Même si dresser la liste des points de désaccord scientifiques et théologiques entre Berkeley et Newton nous éloignerait trop du centre d'intérêt du présent article, il importe néanmoins de souligner que Berkeley critique dès les Principes de la connaissance humaine, publiés en 1710, soit trois ans avant "Le lien social", le terme même d'"attraction", lequel n'apporte rien de plus, à son sens, que ceux d'"impulsion" ou de "poussée" pour décrire ce phénomène mécanique12. Ces critiques seront certes reprises et développées plus tard dans son De Motu.

Pourtant, il semblerait bien, qu'en 1713, Berkeley considère la chose autrement lorsqu'il s'agit de décrire ce qui s'exerce non pas entre des corps, mais entre des esprits. La position de Berkeley n'est en rien paradoxale : il critique l'attraction newtonienne lorsqu'elle prétend s'appliquer aux corps mais il considère également que celle-ci a en quelque sorte raté sa cible. Le terme de "grammaire" prend ainsi tout son sens, celle de la grammaire de l'auteur de la nature, si chère au philosophe irlandais. Ce que n'a pas compris Newton, c'est que sa grammaire parlait la langue non des corps mais des esprits et de leurs relations à distance. Ainsi, même si Berkeley combat le modèle de l'attraction lorsque celui-ci s'attache aux corps, ce paradigme serait en quelque sorte rendu acceptable, et même fructueux, en raison de sa pertinence analogique pour décrire la mécanique sociale !

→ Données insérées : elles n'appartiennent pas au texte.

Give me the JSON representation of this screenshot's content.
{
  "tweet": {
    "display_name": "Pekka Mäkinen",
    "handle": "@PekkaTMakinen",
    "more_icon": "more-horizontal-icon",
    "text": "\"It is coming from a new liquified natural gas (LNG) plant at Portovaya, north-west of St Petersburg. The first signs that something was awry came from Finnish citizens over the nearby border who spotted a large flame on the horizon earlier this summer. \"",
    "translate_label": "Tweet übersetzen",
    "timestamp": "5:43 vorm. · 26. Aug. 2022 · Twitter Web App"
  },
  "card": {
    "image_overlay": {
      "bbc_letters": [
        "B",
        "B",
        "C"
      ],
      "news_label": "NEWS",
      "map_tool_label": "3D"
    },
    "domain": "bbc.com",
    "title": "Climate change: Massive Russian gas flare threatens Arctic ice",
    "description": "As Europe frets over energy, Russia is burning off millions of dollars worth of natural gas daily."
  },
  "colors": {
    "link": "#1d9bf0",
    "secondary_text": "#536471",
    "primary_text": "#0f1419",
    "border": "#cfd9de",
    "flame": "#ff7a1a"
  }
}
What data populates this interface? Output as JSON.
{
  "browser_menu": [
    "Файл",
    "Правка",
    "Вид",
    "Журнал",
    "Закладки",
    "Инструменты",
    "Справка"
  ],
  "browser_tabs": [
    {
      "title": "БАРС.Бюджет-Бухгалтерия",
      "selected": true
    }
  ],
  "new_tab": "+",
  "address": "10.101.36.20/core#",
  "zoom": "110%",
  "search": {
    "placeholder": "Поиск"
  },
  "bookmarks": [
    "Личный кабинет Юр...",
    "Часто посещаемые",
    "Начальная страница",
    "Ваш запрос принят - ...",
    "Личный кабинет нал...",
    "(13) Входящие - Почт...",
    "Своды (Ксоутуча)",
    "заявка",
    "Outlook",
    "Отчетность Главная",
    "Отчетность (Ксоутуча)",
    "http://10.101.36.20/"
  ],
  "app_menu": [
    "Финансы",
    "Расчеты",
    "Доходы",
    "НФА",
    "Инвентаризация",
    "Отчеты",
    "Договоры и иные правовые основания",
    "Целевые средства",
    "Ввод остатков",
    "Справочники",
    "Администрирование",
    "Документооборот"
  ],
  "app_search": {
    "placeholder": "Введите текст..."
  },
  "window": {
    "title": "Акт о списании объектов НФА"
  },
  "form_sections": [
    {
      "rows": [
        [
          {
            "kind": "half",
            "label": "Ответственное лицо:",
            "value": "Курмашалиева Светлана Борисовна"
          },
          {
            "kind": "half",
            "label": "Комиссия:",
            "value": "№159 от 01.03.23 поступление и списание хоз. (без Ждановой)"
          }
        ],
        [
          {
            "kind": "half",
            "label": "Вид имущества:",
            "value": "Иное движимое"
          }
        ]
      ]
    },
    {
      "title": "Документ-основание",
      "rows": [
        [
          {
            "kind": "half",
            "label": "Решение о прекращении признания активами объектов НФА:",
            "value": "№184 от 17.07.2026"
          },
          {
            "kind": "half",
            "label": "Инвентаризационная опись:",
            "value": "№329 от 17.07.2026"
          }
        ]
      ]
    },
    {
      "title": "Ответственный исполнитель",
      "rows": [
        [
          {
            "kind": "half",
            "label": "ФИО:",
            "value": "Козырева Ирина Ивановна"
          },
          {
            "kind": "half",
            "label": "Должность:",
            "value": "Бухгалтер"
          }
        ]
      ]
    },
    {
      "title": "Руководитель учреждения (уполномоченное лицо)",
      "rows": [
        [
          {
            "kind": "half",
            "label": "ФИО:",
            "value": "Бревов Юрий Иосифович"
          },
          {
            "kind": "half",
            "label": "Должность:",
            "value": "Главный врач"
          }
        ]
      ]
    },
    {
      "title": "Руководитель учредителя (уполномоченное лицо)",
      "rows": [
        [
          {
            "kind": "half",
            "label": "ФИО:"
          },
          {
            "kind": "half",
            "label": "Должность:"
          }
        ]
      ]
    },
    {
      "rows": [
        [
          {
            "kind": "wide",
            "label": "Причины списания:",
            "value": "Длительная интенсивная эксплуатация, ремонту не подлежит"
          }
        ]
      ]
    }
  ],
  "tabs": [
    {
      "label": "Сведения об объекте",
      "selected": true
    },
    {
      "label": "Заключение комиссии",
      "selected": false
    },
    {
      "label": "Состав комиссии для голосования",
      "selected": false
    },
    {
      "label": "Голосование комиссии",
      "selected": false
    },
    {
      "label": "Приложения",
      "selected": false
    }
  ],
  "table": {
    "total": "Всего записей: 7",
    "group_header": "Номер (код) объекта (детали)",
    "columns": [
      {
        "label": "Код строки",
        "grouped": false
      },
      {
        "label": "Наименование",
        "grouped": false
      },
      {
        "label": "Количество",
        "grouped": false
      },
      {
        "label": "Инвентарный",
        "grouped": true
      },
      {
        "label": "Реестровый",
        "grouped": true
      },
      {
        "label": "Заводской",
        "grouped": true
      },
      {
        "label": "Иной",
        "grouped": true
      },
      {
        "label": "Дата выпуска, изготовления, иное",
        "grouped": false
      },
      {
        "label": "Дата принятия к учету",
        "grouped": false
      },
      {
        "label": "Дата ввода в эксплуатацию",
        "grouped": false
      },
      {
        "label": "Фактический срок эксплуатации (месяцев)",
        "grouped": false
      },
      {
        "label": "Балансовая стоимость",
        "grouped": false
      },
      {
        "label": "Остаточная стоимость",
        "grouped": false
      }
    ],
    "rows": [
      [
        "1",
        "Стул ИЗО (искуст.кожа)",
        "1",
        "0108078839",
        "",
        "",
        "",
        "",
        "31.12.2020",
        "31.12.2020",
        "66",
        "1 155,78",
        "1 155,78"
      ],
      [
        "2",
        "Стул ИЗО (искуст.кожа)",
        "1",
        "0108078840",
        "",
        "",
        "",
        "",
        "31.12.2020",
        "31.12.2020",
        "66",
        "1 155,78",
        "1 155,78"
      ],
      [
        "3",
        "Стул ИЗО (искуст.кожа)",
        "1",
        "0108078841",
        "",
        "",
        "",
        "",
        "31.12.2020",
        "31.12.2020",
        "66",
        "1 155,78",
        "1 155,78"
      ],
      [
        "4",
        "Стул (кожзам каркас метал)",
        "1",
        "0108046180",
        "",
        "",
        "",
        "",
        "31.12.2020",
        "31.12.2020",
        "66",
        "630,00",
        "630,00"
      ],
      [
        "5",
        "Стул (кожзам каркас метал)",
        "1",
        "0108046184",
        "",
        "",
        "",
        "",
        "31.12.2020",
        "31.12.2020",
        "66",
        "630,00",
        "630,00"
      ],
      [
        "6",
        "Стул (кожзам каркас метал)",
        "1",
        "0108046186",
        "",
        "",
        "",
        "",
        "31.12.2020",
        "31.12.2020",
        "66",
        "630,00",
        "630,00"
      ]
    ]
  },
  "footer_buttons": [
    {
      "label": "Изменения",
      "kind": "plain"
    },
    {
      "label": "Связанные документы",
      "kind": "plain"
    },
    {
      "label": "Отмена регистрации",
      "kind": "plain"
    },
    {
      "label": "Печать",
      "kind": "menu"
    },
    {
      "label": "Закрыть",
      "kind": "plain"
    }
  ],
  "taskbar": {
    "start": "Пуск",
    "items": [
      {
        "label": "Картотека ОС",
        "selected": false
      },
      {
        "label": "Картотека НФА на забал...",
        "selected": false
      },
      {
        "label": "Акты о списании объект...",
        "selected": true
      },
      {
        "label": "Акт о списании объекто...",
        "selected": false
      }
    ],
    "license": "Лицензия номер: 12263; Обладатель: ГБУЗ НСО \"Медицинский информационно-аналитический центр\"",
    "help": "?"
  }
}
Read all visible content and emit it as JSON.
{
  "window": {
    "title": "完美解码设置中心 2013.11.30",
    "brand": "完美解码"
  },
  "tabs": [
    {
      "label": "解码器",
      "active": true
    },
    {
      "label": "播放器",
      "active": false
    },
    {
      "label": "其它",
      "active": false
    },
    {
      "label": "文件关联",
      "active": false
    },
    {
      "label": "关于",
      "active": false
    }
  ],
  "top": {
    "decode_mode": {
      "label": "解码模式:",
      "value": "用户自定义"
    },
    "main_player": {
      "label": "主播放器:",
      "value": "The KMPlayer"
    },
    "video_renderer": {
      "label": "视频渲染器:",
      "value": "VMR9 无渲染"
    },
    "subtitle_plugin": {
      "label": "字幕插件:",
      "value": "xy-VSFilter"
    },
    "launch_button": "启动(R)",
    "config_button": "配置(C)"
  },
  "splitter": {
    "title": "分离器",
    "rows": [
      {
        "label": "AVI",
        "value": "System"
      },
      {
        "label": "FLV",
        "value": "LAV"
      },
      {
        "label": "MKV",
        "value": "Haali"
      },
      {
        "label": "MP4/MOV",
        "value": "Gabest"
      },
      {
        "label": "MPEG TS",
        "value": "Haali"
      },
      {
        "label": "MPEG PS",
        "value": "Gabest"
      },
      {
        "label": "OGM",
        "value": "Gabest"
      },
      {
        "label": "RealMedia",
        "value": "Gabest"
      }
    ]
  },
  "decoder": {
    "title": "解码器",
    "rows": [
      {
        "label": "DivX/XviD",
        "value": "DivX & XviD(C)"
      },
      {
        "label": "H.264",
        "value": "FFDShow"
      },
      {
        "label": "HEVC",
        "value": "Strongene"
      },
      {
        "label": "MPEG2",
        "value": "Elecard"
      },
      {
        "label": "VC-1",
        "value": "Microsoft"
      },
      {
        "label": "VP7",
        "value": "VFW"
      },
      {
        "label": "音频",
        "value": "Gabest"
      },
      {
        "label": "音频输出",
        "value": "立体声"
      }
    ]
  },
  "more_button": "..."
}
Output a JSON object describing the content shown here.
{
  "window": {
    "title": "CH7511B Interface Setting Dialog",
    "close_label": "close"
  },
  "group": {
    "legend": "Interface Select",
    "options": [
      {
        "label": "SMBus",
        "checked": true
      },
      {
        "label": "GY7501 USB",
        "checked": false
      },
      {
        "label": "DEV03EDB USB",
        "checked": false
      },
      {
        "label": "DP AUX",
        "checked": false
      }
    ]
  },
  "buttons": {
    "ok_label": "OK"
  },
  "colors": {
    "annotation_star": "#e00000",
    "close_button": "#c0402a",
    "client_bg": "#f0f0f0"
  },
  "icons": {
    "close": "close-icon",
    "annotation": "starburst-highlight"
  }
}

De sorte que l'on peut suggérer que la référence (à peine) implicite à la théorie newtonienne de l'attraction dans "Le lien social" doit être prise au sérieux pour deux raisons : d'une part la pertinence du modèle utilisé pour exprimer l'analyse berkeleyenne de la dynamique sociale et d'autre part, l'intérêt du philosophe irlandais pour la méthode newtonienne.

Le modèle de dynamique sociale dépeint par Berkeley épouse ainsi le modèle du rapport des forces qu'il met en scène : les hommes, de même que les corps célestes, sont attirés les uns vers les autres en même temps qu'ils sont retenus de suivre cette attirance par des forces opposées contrariant cette dynamique. L'homme est tiraillé jusqu'à l'écartèlement par des passions contradictoires, dont l'attraction sociale est pourtant généralement la plus forte. Que l'on change d'échelle, et l'on s'aperçoit bien vite que cette attraction lie avant tout les hommes entre eux dans une grande "chaîne des êtres". Celle-ci annonce déjà la Siris, témoignant ainsi de la grande cohérence de la pensée de Berkeley et de la parfaite intégration de ce court texte au sein de l'ensemble de l'oeuvre. Cependant, la puissance avec laquelle cette attraction nous semble s'exercer dépend en bonne partie du rapport des forces en présence et de la conjoncture extérieure. Le lien social réside donc essentiellement dans le rapport des forces "centrifuges" et "centripètes", qui nous poussent à une sociabilité néanmoins contrariée par un instinct insociable, nourri par l'intérêt privé.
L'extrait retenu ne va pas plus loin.